Meta‐analysis of head‐to‐head clinical trials comparing incretin‐based glucose‐lowering medications and basal insulin: An update including recently developed glucagon‐like peptide‐1 (GLP‐1) receptor agonists and the glucose‐dependent insulinotropic polypeptide/GLP‐1 receptor co‐agonist tirzepatide

• Published in: Diabetes, obesity & metabolism Vol. 25; no. 5; pp. 1361 - 1371
• Main Authors: Nauck, Michael A., Mirna, Abd El Aziz, Quast, Daniel R.
• Format: Journal Article
• Language: English
• Published: Oxford, UK Blackwell Publishing Ltd 01.05.2023; Wiley Subscription Services, Inc
• Subjects: Agonists; Antidiabetics; basal insulin; Blood Glucose; Blood pressure; Body Weight; Clinical trials; Diabetes; Diabetes mellitus (non-insulin dependent); Diabetes Mellitus, Type 2; Diarrhea; fasting plasma glucose; Gastric Inhibitory Polypeptide; GIP/GLP‐1 receptor co‐agonists; GLP‐1 receptor agonists; Glucagon; Glucagon-Like Peptide 1; Glucagon-Like Peptide-1 Receptor - agonists; Glucose; glycaemic control; HbA1c; Hemoglobin; Humans; Hypoglycemia; Hypoglycemia - chemically induced; Hypoglycemia - drug therapy; Hypoglycemia - prevention & control; Hypoglycemic Agents - therapeutic use; Incretins - therapeutic use; Insulin; Insulins; Lipids; Meta-analysis; Patients; Polypeptides; type 2 diabetes; Vomiting; body weight; basal insulin; type 2 diabetes; GLP-1 receptor agonists; GIP/GLP-1 receptor co-agonists; glycaemic control; fasting plasma glucose; HbA1c
• ISSN: 1462-8902; 1463-1326
• DOI: 10.1111/dom.14988

Objective To assess comparative efficacy, safety and tolerability of injectable incretin‐based glucose‐lowering medications (IBGLMs) versus basal insulin treatment in patients with type 2 diabetes. Research Design and Methods We performed an updated meta‐analysis of randomized clinical trials of head‐to‐head comparisons of IBGLMs (short‐ and long‐acting glucagon‐like peptide‐1 [GLP‐1] receptor agonists [GLP‐1RAs] and glucose‐dependent insulinotropic polypeptide [GIP]/GLP‐1 receptor co‐agonist tirzepatide) versus basal insulin using a PubMed database search (April 2022).

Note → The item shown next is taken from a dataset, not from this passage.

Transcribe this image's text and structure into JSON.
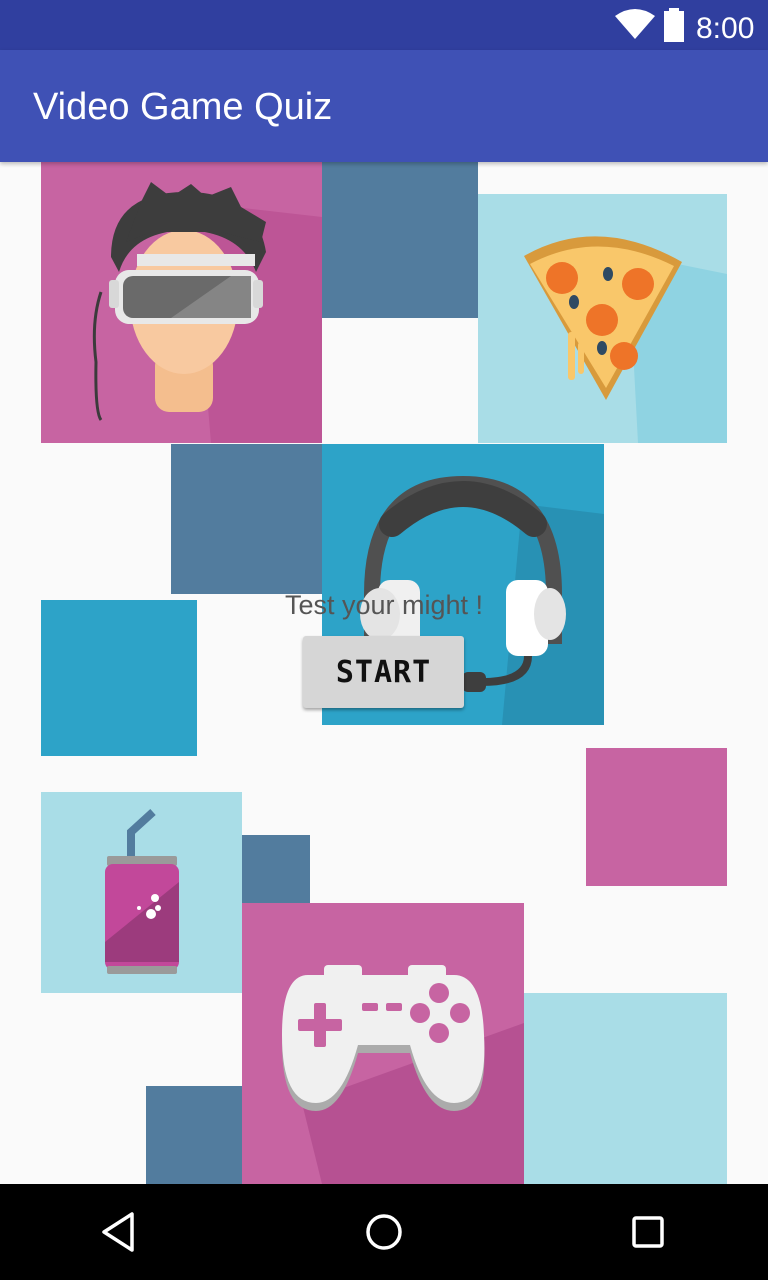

The primary endpoint was difference in reduction of glycated haemoglobin (HbA1c) versus baseline between pooled IBGLMs (fixed‐effects meta‐analysis) and their subgroups (random‐effects meta‐analysis) versus basal insulin treatment (mean differences). Secondary endpoints were fasting plasma glucose, body weight, HbA1c target achievement, hypoglycaemia, blood pressure and lipids. Risk of bias assessment was performed using Jadad scores and the Risk of Bias tool 2.0. Results In all, 20 studies, representing 47 study arms and 11 843 patients, were eligible. Compared with basal insulin, IGBLMs lowered HbA1c by 0.48 (0.45‐0.52)% more than did basal insulin treatment. This effect was driven by pooled long‐acting GLP‐1RAs (ΔHbA1c −0.25 [−0.38; −0.11]%) and the only GIP/GLP‐1 receptor co‐agonist, tirzepatide (pooled doses; ΔHbA1c −0.90 [−1.06; −0.75]%), while short‐acting GLP‐1RAs were equally effective compared with basal insulin (P = 0.90). All IBGLM subgroups achieved significantly lower body weight versus insulin treatment (−4.6 [−4.7; −4.4] kg), in particular tirzepatide (−12.0 [−13.8; −10.1] kg). IBGLMs significantly reduced hypoglycaemia and blood pressure and improved lipid variables. Risk of bias was low. IBGLM treatment was associated with more nausea, vomiting and diarrhoea and study medication discontinuation. Conclusions Recently introduced, highly effective IBGLMs were superior to basal insulin treatment, reinforcing the recommendation that IBGLMs should be considered as the first injectable treatment for most patients with type 2 diabetes.